Southeast Asia is expected to churn out at least 10 new unicorns by 2024 given the region’s new phase of investment growth with deal value projected to total US$70b over the next five years, according to a report by Bain & Company (Bain & Co).
“Since 2012, 10 unicorns including Grab, Go-Jek and Traveloka have created a combined market value of US$34b, ranking Southeast Asia third in the Asia Pacific (APAC) region, behind China and India,” the firm added. “Deeper integration of the Association of Southeast Asian Nations (ASEAN) markets encourages companies to expand across borders, accelerating their growth.”
Bain & Co’s report drew on Grab as an example which received US$340m in several rounds of venture funding in 2014 after movings its headquarters from Malaysia to Singapore. By adding new services, Grab expanded rapidly across eight ASEAN countries and eventually bought out out rival Uber’s regional business in 2018.
“Grab is the region’s number one ride-hailing business and its biggest start-up success story, with a market capitalisation of US$11b,” Bain & Co added.
In 2017, the number of recorded venture capital deals rose to 524, four times the level of 2012, and private equity deal value rose 75% to US$15b, breaking out of a decade-long phase of flat growth, the report highlighted.
A bulk of new capital went to technology companies, with deal counts rising 40% in 2017 from 20% in 2014, the report highlighted.
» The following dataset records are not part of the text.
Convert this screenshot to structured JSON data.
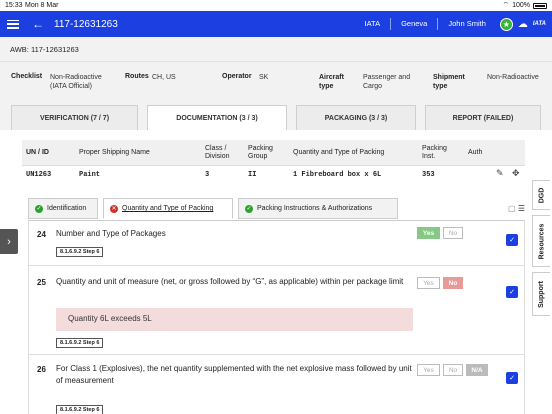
{
  "status": {
    "time": "15:33",
    "date": "Mon 8 Mar",
    "battery": "100%"
  },
  "header": {
    "title": "117-12631263",
    "iata": "IATA",
    "location": "Geneva",
    "user": "John Smith",
    "logo": "IATA"
  },
  "awb": {
    "text": "AWB: 117-12631263"
  },
  "info": {
    "checklist_label": "Checklist",
    "checklist_value": "Non-Radioactive (IATA Official)",
    "routes_label": "Routes",
    "routes_value": "CH, US",
    "operator_label": "Operator",
    "operator_value": "SK",
    "aircraft_label": "Aircraft type",
    "aircraft_value": "Passenger and Cargo",
    "shipment_label": "Shipment type",
    "shipment_value": "Non-Radioactive"
  },
  "tabs": [
    {
      "label": "VERIFICATION (7 / 7)"
    },
    {
      "label": "DOCUMENTATION (3 / 3)"
    },
    {
      "label": "PACKAGING (3 / 3)"
    },
    {
      "label": "REPORT (FAILED)"
    }
  ],
  "table": {
    "headers": [
      "UN / ID",
      "Proper Shipping Name",
      "Class / Division",
      "Packing Group",
      "Quantity and Type of Packing",
      "Packing Inst.",
      "Auth"
    ],
    "row": {
      "un": "UN1263",
      "name": "Paint",
      "class": "3",
      "group": "II",
      "qty": "1 Fibreboard box x 6L",
      "inst": "353"
    }
  },
  "subtabs": [
    {
      "label": "Identification",
      "status": "ok"
    },
    {
      "label": "Quantity and Type of Packing",
      "status": "error"
    },
    {
      "label": "Packing Instructions & Authorizations",
      "status": "ok"
    }
  ],
  "questions": [
    {
      "num": "24",
      "text": "Number and Type of Packages",
      "step": "8.1.6.9.2 Step 6",
      "yes": "Yes",
      "no": "No"
    },
    {
      "num": "25",
      "text": "Quantity and unit of measure (net, or gross followed by “G”, as applicable) within per package limit",
      "warning": "Quantity 6L exceeds 5L",
      "step": "8.1.6.9.2 Step 6",
      "yes": "Yes",
      "no": "No"
    },
    {
      "num": "26",
      "text": "For Class 1 (Explosives), the net quantity supplemented with the net explosive mass followed by unit of measurement",
      "step": "8.1.6.9.2 Step 6",
      "yes": "Yes",
      "no": "No",
      "na": "N/A"
    }
  ],
  "side_tabs": [
    "DGD",
    "Resources",
    "Support"
  ],
  "colors": {
    "primary": "#1b3fe0",
    "ok": "#2ba32b",
    "error": "#d0302a"
  }
}
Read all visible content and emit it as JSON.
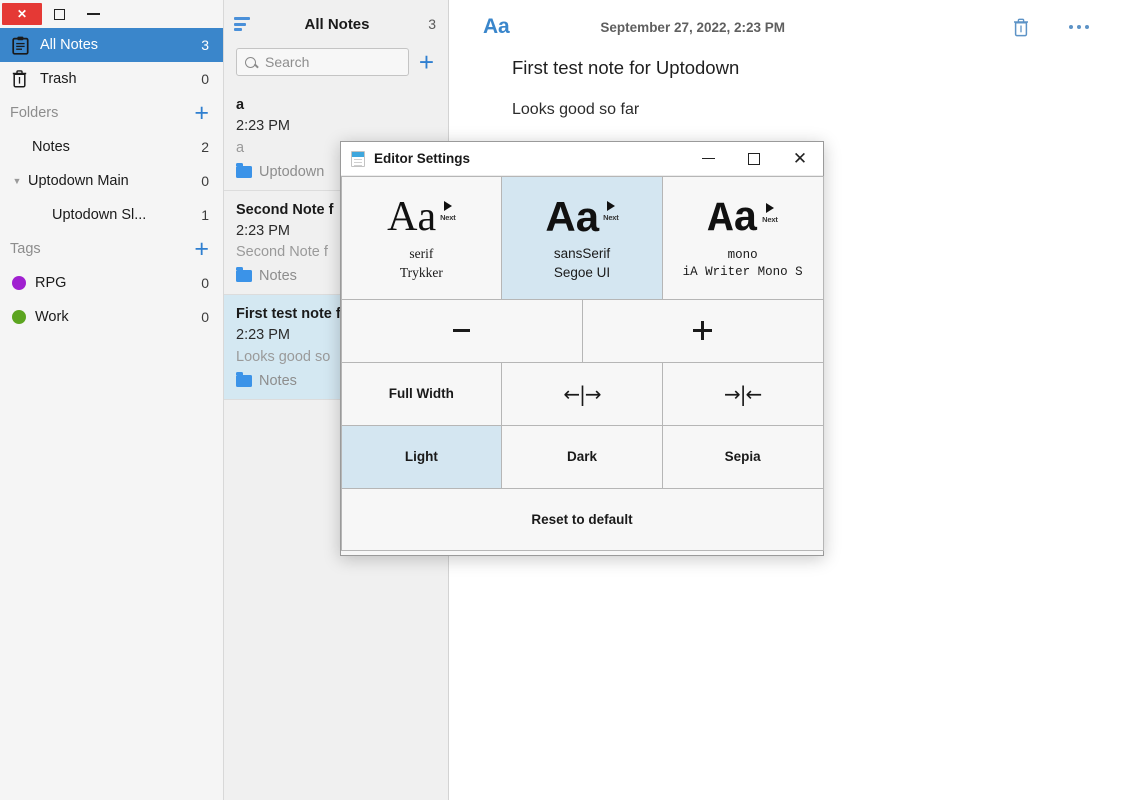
{
  "window_controls": {
    "close_label": "✕",
    "maximize_icon": "square-icon",
    "minimize_icon": "dash-icon"
  },
  "sidebar": {
    "primary": [
      {
        "label": "All Notes",
        "count": "3",
        "icon": "notepad-icon",
        "selected": true
      },
      {
        "label": "Trash",
        "count": "0",
        "icon": "trash-icon",
        "selected": false
      }
    ],
    "folders_section": {
      "label": "Folders",
      "add_label": "+"
    },
    "folders": [
      {
        "label": "Notes",
        "count": "2",
        "indent": 1,
        "twisty": ""
      },
      {
        "label": "Uptodown Main",
        "count": "0",
        "indent": 0,
        "twisty": "▼"
      },
      {
        "label": "Uptodown Sl...",
        "count": "1",
        "indent": 2,
        "twisty": ""
      }
    ],
    "tags_section": {
      "label": "Tags",
      "add_label": "+"
    },
    "tags": [
      {
        "label": "RPG",
        "count": "0",
        "color": "#a020d0"
      },
      {
        "label": "Work",
        "count": "0",
        "color": "#5ca520"
      }
    ]
  },
  "notelist": {
    "sort_icon": "sort-icon",
    "title": "All Notes",
    "count": "3",
    "search": {
      "placeholder": "Search",
      "value": ""
    },
    "add_label": "+",
    "items": [
      {
        "title": "a",
        "time": "2:23 PM",
        "excerpt": "a",
        "folder": "Uptodown",
        "selected": false
      },
      {
        "title": "Second Note f",
        "time": "2:23 PM",
        "excerpt": "Second Note f",
        "folder": "Notes",
        "selected": false
      },
      {
        "title": "First test note f",
        "time": "2:23 PM",
        "excerpt": "Looks good so",
        "folder": "Notes",
        "selected": true
      }
    ]
  },
  "editor": {
    "font_button_label": "Aa",
    "date": "September 27, 2022, 2:23 PM",
    "trash_icon": "trash-icon",
    "more_icon": "ellipsis-icon",
    "note_title": "First test note for Uptodown",
    "note_body": "Looks good so far"
  },
  "modal": {
    "title": "Editor Settings",
    "app_icon": "document-icon",
    "minimize_label": "minimize-icon",
    "maximize_label": "maximize-icon",
    "close_label": "✕",
    "fonts": [
      {
        "sample": "Aa",
        "next_label": "Next",
        "key": "serif",
        "name": "Trykker",
        "selected": false
      },
      {
        "sample": "Aa",
        "next_label": "Next",
        "key": "sansSerif",
        "name": "Segoe UI",
        "selected": true
      },
      {
        "sample": "Aa",
        "next_label": "Next",
        "key": "mono",
        "name": "iA Writer Mono S",
        "selected": false
      }
    ],
    "size": {
      "decrease_label": "−",
      "increase_label": "+"
    },
    "width": [
      {
        "label": "Full Width",
        "selected": false
      },
      {
        "label": "←|→",
        "selected": false
      },
      {
        "label": "→|←",
        "selected": false
      }
    ],
    "themes": [
      {
        "label": "Light",
        "selected": true
      },
      {
        "label": "Dark",
        "selected": false
      },
      {
        "label": "Sepia",
        "selected": false
      }
    ],
    "reset_label": "Reset to default"
  },
  "colors": {
    "accent_blue": "#3a86cb",
    "selection_blue": "#d4e8f2",
    "modal_selected": "#d4e6f1",
    "close_red": "#e53935",
    "plus_blue": "#2f7fd0",
    "folder_blue": "#3b93e8"
  }
}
More than 60% of Southeast Asian investors surveyed cited that technology is their main target for 2019, primarily fintech. The region also produced its first set of unicorns during this time period.
“It’s a jarring acceleration,” Bain & Co said. “Investment in Southeast Asia over the past decade has been surprisingly low, given the region’s average economic growth of 7% a year, a burgeoning middle class and a rapidly growing pool of digital natives.”
Private equity investment in the region in the past decade hovered roughly between US$6b-9b, the firm added.
“The tipping point took longer to reach but years of solid economic growth, government support for startups and perseverance by private equity funds created the conditions for a rapid transition to the next phase of growth,” Bain & Co said.
The report also noted how investors are attracted by the region’s strong macroeconomic fundamentals, the chance to invest in emerging regional firms and a deepening secondary market for deals of all sizes.
Meanwhile, strong exit momentum and healthy returns are also contributing to a faster pace of investment by accelerating a healthy recycling of capital, Bain & Co. highlighted.
In 2017, exit deal value in the region rose to US$16b, up 86% from the previous five year average, the report noted.
“That virtuous investment cycle helps private equity fund managers feel more confident about raising new funds and putting capital to work,” the firm said. “And as private equity funds expand their portfolios, they broaden the potential market for secondary transactions.”
Whilst Singapore as Southeast Asia’s investment hub, the report noted that startup ecosystems are emerging across the region. A separate survey indicated that nearly 90% of investors see Indonesia and Vietnam as the ‘hottest’ Southeast Asian market outside of Singapore in 2019.
“Together, Indonesia and Vietnam generated 20% of the region’s private equity deal value over the past five years, and that percentage is likely to grow,” Bain & Co added.